Mike Woodson’s first win in the transfer portal is one of college basketball’s best facilitators. But when it comes to his new prize, Indiana’s new head coach will also be challenged.
Former Pittsburgh point guard Xavier Johnson announced on Wednesday afternoon that he is transferring to Indiana, and with that news Indiana has added an elite assist man. The 6-foot-3 Johnson was No. 4 in the country with a 42.4 assist rate according to KenPom.com. Assist rate is defined as assists divided by the field goals made by the player’s teammates while he is on the court, and Johnson was also the best in the ACC when it comes to that metric.
Johnson was averaging 14.2 points, 3.4 rebounds and 5.7 assists per game in 18 contests (16 starts) for the Panthers when he entered the transfer portal on Feb. 24. He was shooting 42.6 percent (80-of-188) from the field, including 32.1 percent (25-of-78) from three-point range. Johnson concluded his Pitt career ranked 30th on the all-time scoring list with 1,152 points, and he arrives in Bloomington with two years of eligibility remaining.
Woodson is getting a player who arrives at IU ready to have the ball placed in his hands. Johnson was the keystone of the Pitt offense, with a usage rate that was No. 67 in the country and again, No. 1 in the ACC. Whether he passes, drives or shoots, Johnson is quite comfortable with initiating the offense.
While he is a great passer and strong off the bounce and finishing at the rim, Johnson is just a 33.6 percent career 3-point shooter on 277 attempts, and his conversion rate from behind the arc has declined each year. Johnson told The Daily Hoosier yesterday he’s open to tweaking his shot if Indiana coaches tell him it’s right to do so.

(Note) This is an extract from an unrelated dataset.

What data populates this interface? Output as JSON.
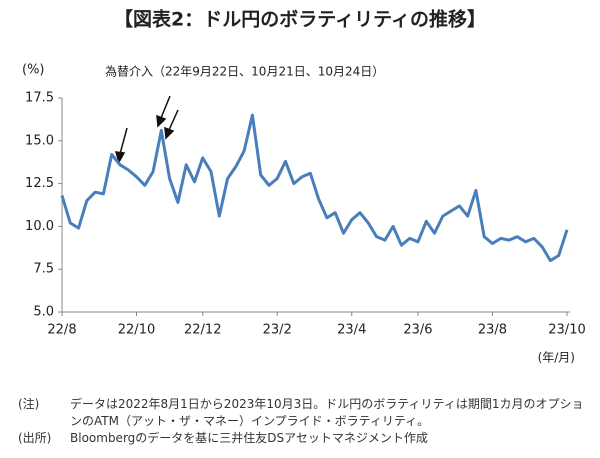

Part of Johnson’s high usage rate stems from turnovers. While his turnovers per game decreased each season, he was still averaging 3.3 turnovers per contest as a junior before hitting the portal. Johnson’s junior season turnover rate was 23 percent, a bit lower than his 24.6 and 24.2 rates for his sophomore and freshman seasons at Pittsburgh, respectively. The bottom line — Johnson plays extremely fast, and that is something that Indiana covets as it looks to play up-tempo under Woodson — but at times he is out of control.
You have to live and die with Johnson’s highs and lows. During his time at Pittsburgh, Johnson had 13 games with six or more turnovers, but he also had 14 games with eight or more assists.
Indiana fans can expect Johnson to be impactful at the other end of the floor as well. He was No. 11 in the ACC with a 2.9 percent steal rate in 2020-21, and No. 4 in 2019-20 at 3.5 percent.
Johnson is also successful at drawing fouls, with a fouls drawn per 40 minutes rate that ranked No. 5 in the ACC. And when he gets to the stripe Johnson converted at a 78.7 percent clip this season. But as it seems to go with Johnson, fouls have also been an issue.
At times Johnson’s aggressiveness on the defensive end led to problems. He committed 4.6 fouls per 40 minutes in ACC games this season, fouled out of three games, and he had four fouls in five other contests.
Part of Johnson’s struggle with fouling has been self-inflicted. Known for his fiery personality, Johnson can let his emotions get the best of him. At one point in February he had earned three technical fouls over a five game span.
“Nothing I’ve said has worked,” Pittsburgh coach Jeff Capel said to reporters of his talks with Johnson during that stretch in February. “We’ve been telling him for three years, two-and-a-half years now, ‘Stop talking to the refs. Stop being demonstrative.’ Nothing we’ve said has worked”
Capel’s frustration with Johnson seemed to play a role in the talented guard’s loss of his starting job for two games in February. Ultimately, Johnson’s decision to transfer was described as a mutual choice involving him and Capel.
Emotional, aggressive play has been missing from Indiana’s backcourt in recent years, as has high level and up-tempo facilitation of the offense. Johnson should bring all of that to IU right away. But Woodson will now also inherit the challenge of channeling Johnson’s passion and emotions in a way that is positive for his first IU team.